On ne peut sonder la profondeur ni percer les ténèbres de ses abîmes; là il est à couvert des yeux les plus pénétrants, il y fait mille insensibles tours et retours; là il est souvent invisible à lui-même, et il y conçoit, il y nourrit, et il y élève, sans le savoir, un grand nombre d'affections et de haines; il en forme même quelquefois de si monstrueuses que, lorsqu'il les a mises au jour, il les méconnaît ou il ne peut se résoudre à les avouer.

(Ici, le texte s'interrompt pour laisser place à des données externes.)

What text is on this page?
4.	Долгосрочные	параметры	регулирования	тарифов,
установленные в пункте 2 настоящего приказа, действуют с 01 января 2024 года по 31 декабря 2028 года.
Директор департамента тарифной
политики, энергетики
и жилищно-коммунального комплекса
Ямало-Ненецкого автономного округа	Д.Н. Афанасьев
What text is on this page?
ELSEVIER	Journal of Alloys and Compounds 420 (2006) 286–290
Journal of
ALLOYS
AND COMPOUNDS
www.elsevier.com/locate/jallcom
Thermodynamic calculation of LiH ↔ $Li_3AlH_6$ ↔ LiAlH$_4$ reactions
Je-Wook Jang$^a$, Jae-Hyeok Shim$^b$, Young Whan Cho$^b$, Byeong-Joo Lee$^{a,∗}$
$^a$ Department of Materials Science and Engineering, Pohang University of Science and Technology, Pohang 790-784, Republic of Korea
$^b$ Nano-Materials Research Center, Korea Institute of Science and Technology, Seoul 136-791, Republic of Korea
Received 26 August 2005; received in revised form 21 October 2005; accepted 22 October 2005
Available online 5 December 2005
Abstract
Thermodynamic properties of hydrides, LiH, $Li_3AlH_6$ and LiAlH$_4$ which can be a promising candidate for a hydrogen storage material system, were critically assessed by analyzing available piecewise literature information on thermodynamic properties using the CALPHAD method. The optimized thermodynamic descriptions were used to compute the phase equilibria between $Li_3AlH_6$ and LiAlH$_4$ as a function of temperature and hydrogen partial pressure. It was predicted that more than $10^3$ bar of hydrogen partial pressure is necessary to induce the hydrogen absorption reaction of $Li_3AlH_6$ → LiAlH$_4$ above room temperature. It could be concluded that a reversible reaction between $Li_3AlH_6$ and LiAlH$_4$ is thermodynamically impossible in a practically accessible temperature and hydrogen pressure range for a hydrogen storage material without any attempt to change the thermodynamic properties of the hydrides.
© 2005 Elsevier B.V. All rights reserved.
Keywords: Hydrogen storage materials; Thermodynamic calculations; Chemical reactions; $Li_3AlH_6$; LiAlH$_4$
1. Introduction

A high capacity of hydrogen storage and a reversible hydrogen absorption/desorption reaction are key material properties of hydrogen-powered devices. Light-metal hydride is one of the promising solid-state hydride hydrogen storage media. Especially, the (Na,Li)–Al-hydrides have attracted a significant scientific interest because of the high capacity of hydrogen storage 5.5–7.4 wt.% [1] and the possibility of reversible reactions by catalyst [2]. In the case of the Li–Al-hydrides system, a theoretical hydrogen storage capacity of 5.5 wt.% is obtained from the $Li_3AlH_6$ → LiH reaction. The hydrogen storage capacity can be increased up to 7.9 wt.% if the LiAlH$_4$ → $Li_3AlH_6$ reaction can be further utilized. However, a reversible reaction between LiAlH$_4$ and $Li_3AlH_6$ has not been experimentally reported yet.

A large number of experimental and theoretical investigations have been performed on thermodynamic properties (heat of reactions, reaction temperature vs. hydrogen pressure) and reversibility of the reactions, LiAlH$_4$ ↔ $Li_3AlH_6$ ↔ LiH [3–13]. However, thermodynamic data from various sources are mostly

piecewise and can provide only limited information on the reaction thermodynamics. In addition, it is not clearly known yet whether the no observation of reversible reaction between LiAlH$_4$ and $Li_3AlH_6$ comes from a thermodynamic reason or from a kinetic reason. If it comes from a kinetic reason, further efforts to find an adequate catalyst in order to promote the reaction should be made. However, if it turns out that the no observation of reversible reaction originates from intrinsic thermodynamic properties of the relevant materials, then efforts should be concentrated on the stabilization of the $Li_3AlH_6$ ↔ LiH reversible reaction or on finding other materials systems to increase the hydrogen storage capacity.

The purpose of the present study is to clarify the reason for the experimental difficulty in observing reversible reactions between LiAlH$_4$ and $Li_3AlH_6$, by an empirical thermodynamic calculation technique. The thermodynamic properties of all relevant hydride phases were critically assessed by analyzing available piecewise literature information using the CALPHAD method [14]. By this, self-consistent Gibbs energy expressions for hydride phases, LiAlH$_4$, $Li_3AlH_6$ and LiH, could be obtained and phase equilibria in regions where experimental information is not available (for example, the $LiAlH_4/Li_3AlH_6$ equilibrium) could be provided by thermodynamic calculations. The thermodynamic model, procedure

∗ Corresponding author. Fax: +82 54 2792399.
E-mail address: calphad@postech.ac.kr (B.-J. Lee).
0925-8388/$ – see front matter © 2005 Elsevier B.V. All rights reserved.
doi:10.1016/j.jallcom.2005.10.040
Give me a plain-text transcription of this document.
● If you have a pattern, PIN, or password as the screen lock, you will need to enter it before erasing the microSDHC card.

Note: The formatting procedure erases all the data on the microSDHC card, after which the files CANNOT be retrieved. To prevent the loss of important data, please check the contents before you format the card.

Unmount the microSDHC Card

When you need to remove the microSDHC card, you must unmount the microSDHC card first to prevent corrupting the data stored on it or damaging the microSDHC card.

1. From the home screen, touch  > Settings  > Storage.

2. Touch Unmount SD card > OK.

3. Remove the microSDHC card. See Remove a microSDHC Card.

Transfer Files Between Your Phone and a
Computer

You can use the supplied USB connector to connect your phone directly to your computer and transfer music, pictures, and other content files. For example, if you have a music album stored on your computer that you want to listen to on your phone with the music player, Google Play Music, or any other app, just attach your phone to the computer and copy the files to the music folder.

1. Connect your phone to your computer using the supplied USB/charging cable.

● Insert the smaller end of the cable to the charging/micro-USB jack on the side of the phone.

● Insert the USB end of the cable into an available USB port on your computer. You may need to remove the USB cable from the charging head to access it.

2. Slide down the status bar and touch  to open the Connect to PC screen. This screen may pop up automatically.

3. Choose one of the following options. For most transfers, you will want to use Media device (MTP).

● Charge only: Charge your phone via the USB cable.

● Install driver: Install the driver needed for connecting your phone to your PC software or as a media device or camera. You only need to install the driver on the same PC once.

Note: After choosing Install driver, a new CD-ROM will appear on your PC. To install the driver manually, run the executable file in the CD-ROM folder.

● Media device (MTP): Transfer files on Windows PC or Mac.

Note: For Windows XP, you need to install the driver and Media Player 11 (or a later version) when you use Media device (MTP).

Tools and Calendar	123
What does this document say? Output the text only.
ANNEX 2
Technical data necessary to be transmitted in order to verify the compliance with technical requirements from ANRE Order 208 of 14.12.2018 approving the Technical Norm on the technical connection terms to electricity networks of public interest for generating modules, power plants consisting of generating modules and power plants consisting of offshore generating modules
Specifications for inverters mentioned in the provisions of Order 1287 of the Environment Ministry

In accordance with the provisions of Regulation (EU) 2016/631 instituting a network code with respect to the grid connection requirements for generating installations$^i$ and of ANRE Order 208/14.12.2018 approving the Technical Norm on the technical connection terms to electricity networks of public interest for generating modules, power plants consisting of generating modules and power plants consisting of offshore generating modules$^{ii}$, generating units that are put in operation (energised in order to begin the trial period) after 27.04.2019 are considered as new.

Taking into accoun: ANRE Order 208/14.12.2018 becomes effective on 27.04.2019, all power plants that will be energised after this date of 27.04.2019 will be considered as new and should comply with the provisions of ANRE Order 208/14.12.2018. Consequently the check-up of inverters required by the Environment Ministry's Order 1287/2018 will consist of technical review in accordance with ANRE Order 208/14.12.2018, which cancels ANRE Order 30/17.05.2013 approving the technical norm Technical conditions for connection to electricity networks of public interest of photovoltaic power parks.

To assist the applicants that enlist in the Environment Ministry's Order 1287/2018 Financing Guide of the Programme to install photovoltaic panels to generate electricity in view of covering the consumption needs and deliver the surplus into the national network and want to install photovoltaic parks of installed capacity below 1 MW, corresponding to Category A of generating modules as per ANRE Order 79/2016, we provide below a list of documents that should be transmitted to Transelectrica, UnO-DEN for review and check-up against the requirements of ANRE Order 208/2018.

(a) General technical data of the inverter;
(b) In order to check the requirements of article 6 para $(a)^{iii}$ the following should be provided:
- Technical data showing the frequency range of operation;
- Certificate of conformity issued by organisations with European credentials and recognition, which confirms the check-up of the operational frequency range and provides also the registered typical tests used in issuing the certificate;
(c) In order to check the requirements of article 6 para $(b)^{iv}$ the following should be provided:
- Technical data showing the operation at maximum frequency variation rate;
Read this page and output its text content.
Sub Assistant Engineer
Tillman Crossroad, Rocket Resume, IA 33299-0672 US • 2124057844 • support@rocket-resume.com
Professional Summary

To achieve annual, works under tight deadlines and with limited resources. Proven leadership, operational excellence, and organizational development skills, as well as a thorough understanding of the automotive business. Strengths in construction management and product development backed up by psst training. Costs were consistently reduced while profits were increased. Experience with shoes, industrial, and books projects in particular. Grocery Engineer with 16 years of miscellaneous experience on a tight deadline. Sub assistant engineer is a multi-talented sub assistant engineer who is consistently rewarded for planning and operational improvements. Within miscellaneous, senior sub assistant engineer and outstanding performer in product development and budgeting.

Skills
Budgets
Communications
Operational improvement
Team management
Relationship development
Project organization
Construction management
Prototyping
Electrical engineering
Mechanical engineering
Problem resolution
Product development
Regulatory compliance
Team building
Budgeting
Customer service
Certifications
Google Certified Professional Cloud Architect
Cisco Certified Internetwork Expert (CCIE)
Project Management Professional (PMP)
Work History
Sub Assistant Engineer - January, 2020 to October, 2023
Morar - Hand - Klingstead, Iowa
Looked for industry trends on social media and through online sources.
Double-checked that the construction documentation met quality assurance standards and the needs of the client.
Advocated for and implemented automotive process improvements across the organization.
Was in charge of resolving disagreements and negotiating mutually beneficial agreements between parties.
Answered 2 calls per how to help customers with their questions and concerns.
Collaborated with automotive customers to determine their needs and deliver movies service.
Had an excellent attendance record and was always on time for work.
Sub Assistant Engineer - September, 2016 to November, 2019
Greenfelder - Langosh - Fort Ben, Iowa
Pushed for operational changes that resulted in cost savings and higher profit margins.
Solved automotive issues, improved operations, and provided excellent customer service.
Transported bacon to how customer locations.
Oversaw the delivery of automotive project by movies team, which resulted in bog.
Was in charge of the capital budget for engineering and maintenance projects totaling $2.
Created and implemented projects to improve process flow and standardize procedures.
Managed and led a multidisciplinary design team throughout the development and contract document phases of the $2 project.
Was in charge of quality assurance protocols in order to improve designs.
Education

De cette nuit qui le couvre naissent les ridicules persuasions qu'il a de lui-même; de là viennent ses erreurs, ses ignorances, ses grossièretés et ses niaiseries sur son sujet; de là vient qu'il croit que ses sentiments sont morts lorsqu'ils ne sont qu'endormis, qu'il s'imagine n'avoir plus d'envie de courir quand il se repose, et qu'il pense avoir perdu tous les goûts qu'il a rassasiés.
Mais cette obscurité épaisse qui le cache à lui-même n'empêche pas qu'il ne voie parfaitement ce qui est hors de lui, en quoi il est semblable à nos yeux qui découvrent tout et sont aveugles seulement pour eux-mêmes. En effet dans ses plus grands intérêts et dans ses plus importantes affaires, où la violence de ses souhaits appelle toute son attention, il voit, il sent, il entend, il imagine, il soupçonne, il pénètre, il devine tout; de sorte qu'on est tenté de croire que chacune de ses passions a une magie qui lui est propre.